Famous works of Georgy Nissky: “Autumn. Semaphores ”, “Green Road", “Moscow. Sorting", "Lineman", "Airfield", "Black Sea Fleet", "On the tracks. May”, “Volley”, “Meeting”, “Pushkin Square”, “Belarusian landscape”.

Nissky’s paintings are mostly art sketches of holidays and everyday life

George spent his early years at a small railway station in the Mogilev province (now Brest, Belarus). Since then, he had had special feelings towards large steel vehicles that were coming from afar and going away on the endless rails. Inspired by his childhood memories, Georgy Nissky began his artistic experiments from the railway subject.
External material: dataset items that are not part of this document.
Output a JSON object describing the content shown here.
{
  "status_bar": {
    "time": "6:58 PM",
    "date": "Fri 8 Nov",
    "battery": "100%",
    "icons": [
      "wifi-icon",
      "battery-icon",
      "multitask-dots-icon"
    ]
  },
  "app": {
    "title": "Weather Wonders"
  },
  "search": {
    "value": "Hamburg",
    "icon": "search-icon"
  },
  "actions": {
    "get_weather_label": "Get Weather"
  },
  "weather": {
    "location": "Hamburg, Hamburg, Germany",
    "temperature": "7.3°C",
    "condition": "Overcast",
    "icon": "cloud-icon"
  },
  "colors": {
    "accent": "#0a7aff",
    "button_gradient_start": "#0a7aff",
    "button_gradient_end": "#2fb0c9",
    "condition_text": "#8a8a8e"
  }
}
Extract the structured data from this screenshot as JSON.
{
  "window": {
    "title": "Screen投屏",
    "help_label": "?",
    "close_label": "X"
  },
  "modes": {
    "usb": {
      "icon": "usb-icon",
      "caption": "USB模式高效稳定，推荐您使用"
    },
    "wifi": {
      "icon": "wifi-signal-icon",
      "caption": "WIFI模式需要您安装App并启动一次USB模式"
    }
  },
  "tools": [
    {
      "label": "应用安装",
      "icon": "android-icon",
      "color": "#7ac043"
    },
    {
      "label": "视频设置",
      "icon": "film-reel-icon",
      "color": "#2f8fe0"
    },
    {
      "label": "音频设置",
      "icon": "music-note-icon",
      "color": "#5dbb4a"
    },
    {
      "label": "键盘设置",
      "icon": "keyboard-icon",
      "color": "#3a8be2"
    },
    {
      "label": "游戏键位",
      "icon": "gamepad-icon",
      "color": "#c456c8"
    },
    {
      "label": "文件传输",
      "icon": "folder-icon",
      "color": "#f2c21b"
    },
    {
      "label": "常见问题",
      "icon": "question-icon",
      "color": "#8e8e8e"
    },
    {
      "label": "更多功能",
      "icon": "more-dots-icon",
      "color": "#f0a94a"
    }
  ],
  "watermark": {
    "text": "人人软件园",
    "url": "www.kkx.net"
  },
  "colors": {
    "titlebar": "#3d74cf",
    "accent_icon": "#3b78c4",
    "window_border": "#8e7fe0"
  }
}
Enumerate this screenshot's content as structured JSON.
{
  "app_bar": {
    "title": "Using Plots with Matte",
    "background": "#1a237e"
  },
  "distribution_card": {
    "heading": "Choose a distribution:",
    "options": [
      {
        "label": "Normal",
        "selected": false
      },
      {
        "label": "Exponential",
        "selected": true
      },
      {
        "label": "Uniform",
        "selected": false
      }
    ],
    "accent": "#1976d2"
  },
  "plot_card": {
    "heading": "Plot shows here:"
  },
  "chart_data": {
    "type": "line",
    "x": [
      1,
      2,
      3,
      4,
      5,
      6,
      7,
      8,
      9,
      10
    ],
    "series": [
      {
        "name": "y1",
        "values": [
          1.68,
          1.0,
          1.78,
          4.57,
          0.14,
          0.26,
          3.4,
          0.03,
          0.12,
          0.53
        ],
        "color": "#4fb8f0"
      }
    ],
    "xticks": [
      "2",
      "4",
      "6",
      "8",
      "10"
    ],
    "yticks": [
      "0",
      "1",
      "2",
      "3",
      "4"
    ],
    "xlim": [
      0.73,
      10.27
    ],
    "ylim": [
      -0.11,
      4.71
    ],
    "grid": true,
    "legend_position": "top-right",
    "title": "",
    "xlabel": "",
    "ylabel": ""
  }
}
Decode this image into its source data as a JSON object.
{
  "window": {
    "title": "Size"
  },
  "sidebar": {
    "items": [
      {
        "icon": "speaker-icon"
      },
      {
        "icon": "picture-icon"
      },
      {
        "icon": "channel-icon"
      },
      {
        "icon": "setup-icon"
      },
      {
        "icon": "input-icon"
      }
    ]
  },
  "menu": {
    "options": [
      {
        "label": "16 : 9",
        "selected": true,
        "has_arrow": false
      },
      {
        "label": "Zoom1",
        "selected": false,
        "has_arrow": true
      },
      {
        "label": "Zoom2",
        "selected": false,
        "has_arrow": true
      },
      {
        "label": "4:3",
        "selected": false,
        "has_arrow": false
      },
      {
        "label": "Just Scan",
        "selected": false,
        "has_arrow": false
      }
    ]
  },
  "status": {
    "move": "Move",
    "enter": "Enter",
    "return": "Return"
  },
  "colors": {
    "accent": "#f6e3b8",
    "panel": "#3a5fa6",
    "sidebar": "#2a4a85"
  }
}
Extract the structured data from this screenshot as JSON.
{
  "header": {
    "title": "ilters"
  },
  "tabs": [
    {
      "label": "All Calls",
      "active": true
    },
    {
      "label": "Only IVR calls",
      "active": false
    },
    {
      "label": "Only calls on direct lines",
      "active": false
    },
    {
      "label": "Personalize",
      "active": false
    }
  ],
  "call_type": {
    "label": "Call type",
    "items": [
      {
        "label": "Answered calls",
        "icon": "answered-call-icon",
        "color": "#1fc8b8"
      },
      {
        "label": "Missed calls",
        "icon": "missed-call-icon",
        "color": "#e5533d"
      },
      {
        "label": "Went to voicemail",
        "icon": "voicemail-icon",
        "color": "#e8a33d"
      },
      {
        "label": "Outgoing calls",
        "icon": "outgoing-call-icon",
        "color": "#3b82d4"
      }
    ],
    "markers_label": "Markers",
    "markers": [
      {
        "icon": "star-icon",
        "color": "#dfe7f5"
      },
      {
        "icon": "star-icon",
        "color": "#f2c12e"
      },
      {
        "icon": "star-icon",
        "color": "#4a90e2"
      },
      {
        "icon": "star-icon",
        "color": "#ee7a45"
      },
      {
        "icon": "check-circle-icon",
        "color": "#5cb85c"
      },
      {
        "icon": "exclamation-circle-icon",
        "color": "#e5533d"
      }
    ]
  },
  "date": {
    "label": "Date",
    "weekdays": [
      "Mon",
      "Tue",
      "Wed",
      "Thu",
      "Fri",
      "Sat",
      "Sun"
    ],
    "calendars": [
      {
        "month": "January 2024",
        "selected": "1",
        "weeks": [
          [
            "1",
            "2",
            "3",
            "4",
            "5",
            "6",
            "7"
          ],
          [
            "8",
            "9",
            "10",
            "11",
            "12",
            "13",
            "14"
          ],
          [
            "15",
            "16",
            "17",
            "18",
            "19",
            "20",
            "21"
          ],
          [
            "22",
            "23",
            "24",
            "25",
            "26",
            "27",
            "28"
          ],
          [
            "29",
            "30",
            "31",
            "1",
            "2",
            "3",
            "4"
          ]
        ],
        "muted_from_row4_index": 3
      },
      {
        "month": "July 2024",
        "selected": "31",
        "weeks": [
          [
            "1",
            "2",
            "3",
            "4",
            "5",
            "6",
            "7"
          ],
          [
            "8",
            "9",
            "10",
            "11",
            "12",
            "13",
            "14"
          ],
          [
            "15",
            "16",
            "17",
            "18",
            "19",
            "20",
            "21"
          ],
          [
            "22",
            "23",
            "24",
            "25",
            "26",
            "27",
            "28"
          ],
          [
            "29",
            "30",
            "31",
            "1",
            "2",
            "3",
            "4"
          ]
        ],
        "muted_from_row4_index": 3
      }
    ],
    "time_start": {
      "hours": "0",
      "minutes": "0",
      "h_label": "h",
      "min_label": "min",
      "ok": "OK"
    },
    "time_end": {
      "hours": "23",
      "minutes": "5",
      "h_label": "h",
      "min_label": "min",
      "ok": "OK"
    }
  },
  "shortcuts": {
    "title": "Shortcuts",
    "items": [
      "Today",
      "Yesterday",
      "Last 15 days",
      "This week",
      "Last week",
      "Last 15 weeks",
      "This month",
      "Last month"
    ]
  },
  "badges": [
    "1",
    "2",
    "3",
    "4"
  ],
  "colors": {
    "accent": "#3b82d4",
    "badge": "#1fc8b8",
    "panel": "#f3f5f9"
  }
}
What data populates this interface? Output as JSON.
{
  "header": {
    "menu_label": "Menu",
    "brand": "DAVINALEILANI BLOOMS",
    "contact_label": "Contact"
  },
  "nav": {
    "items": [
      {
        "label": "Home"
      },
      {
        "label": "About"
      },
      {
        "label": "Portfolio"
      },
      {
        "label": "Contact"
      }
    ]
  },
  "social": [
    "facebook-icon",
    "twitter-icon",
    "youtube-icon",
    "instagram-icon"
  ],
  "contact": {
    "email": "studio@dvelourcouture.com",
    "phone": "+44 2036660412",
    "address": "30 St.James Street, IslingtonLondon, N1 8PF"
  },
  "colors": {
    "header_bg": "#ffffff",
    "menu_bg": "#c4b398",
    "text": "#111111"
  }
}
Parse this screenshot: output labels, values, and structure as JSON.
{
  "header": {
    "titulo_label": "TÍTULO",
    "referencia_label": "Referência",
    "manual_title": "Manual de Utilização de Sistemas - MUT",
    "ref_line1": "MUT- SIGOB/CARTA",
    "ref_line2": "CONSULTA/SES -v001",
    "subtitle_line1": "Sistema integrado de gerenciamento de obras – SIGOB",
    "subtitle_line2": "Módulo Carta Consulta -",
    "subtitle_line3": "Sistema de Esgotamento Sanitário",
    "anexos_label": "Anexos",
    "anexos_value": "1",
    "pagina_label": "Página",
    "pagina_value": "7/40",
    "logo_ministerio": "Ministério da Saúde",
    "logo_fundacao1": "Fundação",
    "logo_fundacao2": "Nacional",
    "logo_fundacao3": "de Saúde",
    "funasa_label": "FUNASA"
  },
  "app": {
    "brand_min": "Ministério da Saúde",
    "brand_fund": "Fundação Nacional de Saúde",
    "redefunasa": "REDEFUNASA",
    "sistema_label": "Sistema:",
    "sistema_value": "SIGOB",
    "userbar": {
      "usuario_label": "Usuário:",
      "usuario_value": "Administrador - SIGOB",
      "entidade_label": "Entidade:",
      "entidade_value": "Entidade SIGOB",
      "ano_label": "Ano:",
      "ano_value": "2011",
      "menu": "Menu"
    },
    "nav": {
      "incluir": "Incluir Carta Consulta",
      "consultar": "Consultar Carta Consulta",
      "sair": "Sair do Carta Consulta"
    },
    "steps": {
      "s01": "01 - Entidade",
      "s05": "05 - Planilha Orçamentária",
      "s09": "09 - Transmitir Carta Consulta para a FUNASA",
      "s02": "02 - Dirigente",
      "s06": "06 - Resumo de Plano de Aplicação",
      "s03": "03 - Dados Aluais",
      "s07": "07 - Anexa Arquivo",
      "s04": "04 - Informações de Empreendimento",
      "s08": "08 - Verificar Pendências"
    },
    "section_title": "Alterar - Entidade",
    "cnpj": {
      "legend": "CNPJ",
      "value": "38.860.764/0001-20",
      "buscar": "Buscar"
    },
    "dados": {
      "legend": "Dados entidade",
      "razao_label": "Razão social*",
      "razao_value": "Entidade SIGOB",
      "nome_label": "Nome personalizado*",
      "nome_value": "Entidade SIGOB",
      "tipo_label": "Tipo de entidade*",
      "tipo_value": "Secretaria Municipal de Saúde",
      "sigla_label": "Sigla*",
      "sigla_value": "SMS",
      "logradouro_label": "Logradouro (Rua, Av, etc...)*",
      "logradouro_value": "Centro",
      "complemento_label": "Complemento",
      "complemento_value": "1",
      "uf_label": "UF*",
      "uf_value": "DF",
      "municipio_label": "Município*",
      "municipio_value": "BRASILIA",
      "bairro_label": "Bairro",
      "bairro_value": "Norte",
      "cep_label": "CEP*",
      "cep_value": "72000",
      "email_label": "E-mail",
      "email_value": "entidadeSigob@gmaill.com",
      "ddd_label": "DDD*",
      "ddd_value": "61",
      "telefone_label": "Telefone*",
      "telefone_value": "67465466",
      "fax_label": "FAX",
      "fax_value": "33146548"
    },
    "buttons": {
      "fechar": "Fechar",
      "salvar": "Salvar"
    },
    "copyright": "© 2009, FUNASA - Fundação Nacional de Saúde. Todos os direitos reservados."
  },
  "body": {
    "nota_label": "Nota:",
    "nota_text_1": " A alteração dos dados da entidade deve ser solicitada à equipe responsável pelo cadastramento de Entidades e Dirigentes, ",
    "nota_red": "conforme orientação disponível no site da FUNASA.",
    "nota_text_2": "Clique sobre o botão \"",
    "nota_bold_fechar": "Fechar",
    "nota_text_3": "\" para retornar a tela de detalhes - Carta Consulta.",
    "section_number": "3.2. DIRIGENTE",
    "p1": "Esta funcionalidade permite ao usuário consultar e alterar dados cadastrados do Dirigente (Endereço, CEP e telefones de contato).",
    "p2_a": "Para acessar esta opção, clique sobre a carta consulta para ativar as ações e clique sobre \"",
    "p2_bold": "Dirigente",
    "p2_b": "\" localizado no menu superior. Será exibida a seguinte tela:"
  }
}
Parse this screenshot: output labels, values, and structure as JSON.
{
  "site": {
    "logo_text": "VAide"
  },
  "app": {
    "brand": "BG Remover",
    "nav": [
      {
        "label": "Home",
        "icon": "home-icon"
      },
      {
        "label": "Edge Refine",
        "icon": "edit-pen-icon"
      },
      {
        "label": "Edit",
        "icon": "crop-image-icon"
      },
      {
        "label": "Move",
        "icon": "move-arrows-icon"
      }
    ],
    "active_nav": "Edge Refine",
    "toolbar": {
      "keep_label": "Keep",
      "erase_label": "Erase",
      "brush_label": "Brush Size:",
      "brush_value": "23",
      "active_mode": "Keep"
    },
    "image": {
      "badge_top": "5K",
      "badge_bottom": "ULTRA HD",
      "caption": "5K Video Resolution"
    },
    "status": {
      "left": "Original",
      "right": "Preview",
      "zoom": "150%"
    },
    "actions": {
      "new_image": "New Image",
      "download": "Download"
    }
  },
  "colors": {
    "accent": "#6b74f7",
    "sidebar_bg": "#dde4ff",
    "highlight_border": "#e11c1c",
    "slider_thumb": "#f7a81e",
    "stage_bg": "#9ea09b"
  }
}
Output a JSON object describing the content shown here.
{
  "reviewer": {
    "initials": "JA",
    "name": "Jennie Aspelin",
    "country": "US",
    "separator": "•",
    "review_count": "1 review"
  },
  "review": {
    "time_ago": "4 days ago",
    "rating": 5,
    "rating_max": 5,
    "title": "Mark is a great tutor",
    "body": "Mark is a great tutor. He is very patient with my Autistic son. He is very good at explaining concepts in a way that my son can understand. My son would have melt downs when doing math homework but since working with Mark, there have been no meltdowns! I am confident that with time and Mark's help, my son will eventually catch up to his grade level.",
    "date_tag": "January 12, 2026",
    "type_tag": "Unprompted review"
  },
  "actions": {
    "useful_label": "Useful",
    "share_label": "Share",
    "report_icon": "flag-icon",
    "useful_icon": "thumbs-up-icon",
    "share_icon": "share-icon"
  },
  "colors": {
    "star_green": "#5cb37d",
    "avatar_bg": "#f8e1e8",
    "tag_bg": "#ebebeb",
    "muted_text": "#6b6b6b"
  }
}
He first entered the Gomel art studio named after M. Vrubel, and then graduated from the painting department of the Higher Artistic and Technical Workshops (VHUTEMAS).

The artist’s acquaintance with Alexander Deineka in 1926 and his participation in the activities of the Society of Easel Artists had a significant impact on his work. Nyssky formed as a landscape painter: despite general laconicism, his canvases were filled with lyrical images and dynamics. A trip to the Black Sea in Novorossiysk in 1928 gave a new sound to the artist’s talent: enchanted by the beauty of the sea, George switched from industrial landscapes to marine landscapes and created a number of illustrations for literary works on marine subjects.

Frequent trips around the country gave the painter new impressions to be later painted on canvas. As Nyssky told, he painted the artwork “In the Far East” from memory after catching a glimpse of a ridge with a stubble of forest and a small airfield with airplanes from the train window. Another painting - "Moscow Nights" - appeared as a result of evening skiing, which George did almost daily.

Today, Nyssky's paintings take pride of place in museums such as the Tretyakov Gallery, the Lviv Art Gallery, the Russian Museum, the Art Museum in Dnepropetrovsk etc.